On the client side, Spark Streaming is used for analytics such as word count.  

We review two examples which are different. One task is to note the differences.

1. Streaming word count (following the SparkStreaming notebook)
2. Structured streaming, which uses a Spark DataFrame.  
  The two important methods are `readStream()` and `writeStream()`  

---

### Instructions

Review the results below and then clear out the results to start over.

Try setting up the demos and running them. For each example, you will:

1) Enter text in a separate terminal running *netcat*  
2) Run the Spark code

Batches of results should print below.  
Entering more text in *netcat* will trigger additional output below.
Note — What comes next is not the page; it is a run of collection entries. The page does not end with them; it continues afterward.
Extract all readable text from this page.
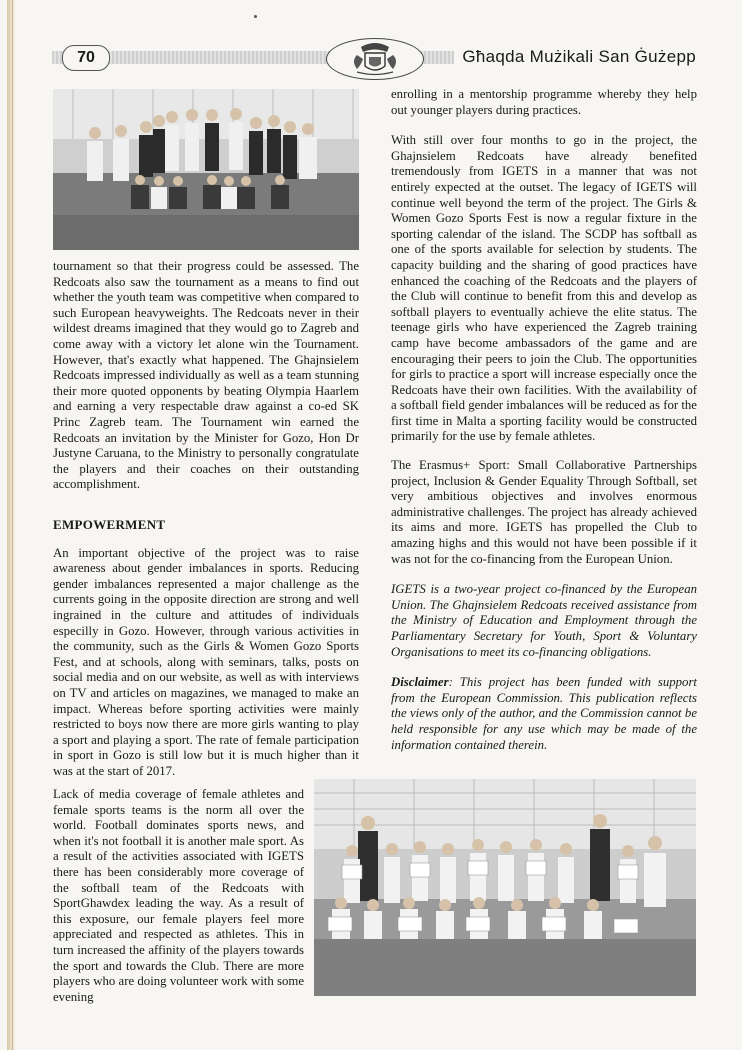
70	Għaqda Mużikali San Ġużepp

tournament so that their progress could be assessed. The Redcoats also saw the tournament as a means to find out whether the youth team was competitive when compared to such European heavyweights. The Redcoats never in their wildest dreams imagined that they would go to Zagreb and come away with a victory let alone win the Tournament. However, that's exactly what happened. The Ghajnsielem Redcoats impressed individually as well as a team stunning their more quoted opponents by beating Olympia Haarlem and earning a very respectable draw against a co-ed SK Princ Zagreb team. The Tournament win earned the Redcoats an invitation by the Minister for Gozo, Hon Dr Justyne Caruana, to the Ministry to personally congratulate the players and their coaches on their outstanding accomplishment.

EMPOWERMENT

An important objective of the project was to raise awareness about gender imbalances in sports. Reducing gender imbalances represented a major challenge as the currents going in the opposite direction are strong and well ingrained in the culture and attitudes of individuals especilly in Gozo. However, through various activities in the community, such as the Girls & Women Gozo Sports Fest, and at schools, along with seminars, talks, posts on social media and on our website, as well as with interviews on TV and articles on magazines, we managed to make an impact. Whereas before sporting activities were mainly restricted to boys now there are more girls wanting to play a sport and playing a sport. The rate of female participation in sport in Gozo is still low but it is much higher than it was at the start of 2017.

Lack of media coverage of female athletes and female sports teams is the norm all over the world. Football dominates sports news, and when it's not football it is another male sport. As a result of the activities associated with IGETS there has been considerably more coverage of the softball team of the Redcoats with SportGhawdex leading the way. As a result of this exposure, our female players feel more appreciated and respected as athletes. This in turn increased the affinity of the players towards the sport and towards the Club. There are more players who are doing volunteer work with some evening

enrolling in a mentorship programme whereby they help out younger players during practices.

With still over four months to go in the project, the Ghajnsielem Redcoats have already benefited tremendously from IGETS in a manner that was not entirely expected at the outset. The legacy of IGETS will continue well beyond the term of the project. The Girls & Women Gozo Sports Fest is now a regular fixture in the sporting calendar of the island. The SCDP has softball as one of the sports available for selection by students. The capacity building and the sharing of good practices have enhanced the coaching of the Redcoats and the players of the Club will continue to benefit from this and develop as softball players to eventually achieve the elite status. The teenage girls who have experienced the Zagreb training camp have become ambassadors of the game and are encouraging their peers to join the Club. The opportunities for girls to practice a sport will increase especially once the Redcoats have their own facilities. With the availability of a softball field gender imbalances will be reduced as for the first time in Malta a sporting facility would be constructed primarily for the use by female athletes.

The Erasmus+ Sport: Small Collaborative Partnerships project, Inclusion & Gender Equality Through Softball, set very ambitious objectives and involves enormous administrative challenges. The project has already achieved its aims and more. IGETS has propelled the Club to amazing highs and this would not have been possible if it was not for the co-financing from the European Union.

IGETS is a two-year project co-financed by the European Union. The Ghajnsielem Redcoats received assistance from the Ministry of Education and Employment through the Parliamentary Secretary for Youth, Sport & Voluntary Organisations to meet its co-financing obligations.

Disclaimer: This project has been funded with support from the European Commission. This publication reflects the views only of the author, and the Commission cannot be held responsible for any use which may be made of the information contained therein.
When you are finished with each demo, stop the kernel.

---

### Background for Setup

#### Backend Server

For the backend server, open a terminal and run at command line:  

$nc -lk 9999

Next, enter lines of text, pressing ENTER to complete each line

#### Frontend Client

For the frontend client, you will run the Spark Streaming code below

Each time you enter more text in *netcat*, this will trigger a new batch of results through Spark.

To quit an experiment and run another, you can restart the kernel.

### I. Word Count

In [None]:
# import modules

import sys
from pyspark.sql import SparkSession
from pyspark import SparkContext
from pyspark.streaming import StreamingContext

In [None]:
# socket parameters
host = 'localhost'
port = 9999

# set up context
spark = SparkSession.builder\
        .master("local[2]")\
        .appName("NetworkWordCount")\
        .getOrCreate()

sc = spark.sparkContext
#sc = SparkContext(appName="PythonStreamingNetworkWordCount")
ssc = StreamingContext(sc, 1)

In [None]:
# create text stream object
lines = ssc.socketTextStream(host, port)

# calculate word counts
counts = lines.flatMap(lambda line: line.split(" "))\
              .map(lambda word: (word, 1))\
              .reduceByKey(lambda a, b: a + b)

counts.pprint()

ssc.start()
ssc.awaitTermination()

When finished, you can shut down the kernel

### II. Streaming Word Count

In [None]:
# import modules
import sys

from pyspark.sql import SparkSession
from pyspark.sql.functions import explode
from pyspark.sql.functions import split

In [None]:
# socket parameters
host = 'localhost'
port = 9999

spark = SparkSession\
    .builder\
    .appName("StructuredNetworkWordCount")\
    .getOrCreate()

# Create DataFrame representing the stream of input lines from connection to host:port
lines = spark\
    .readStream\
    .format('socket')\
    .option('host', host)\
    .option('port', port)\
    .load()

In [None]:
# Split the lines into words. `explode()` turns each array item into separate row.
words = lines.select(
    explode(
        split(lines.value, ' ')
    ).alias('word')
)

# Generate running word count
wordCounts = words.groupBy('word').count()

# Start running the query that prints the running counts to the console
query = wordCounts\
    .writeStream\
    .outputMode('complete')\
    .format('console')\
    .start()

query.awaitTermination()

When finished, you can shut down the kernel

**Question**: What differences do you notice between these examples?

### III. Streaming Word Count with Filter

Provide a screening list of words to match against.  
Include a filter to calculate a running count of the words provided in the list.

### IV. Create your own streaming demo.

Try a different streaming job below.  
For example, you might aggregate the data differently in combination with a filter.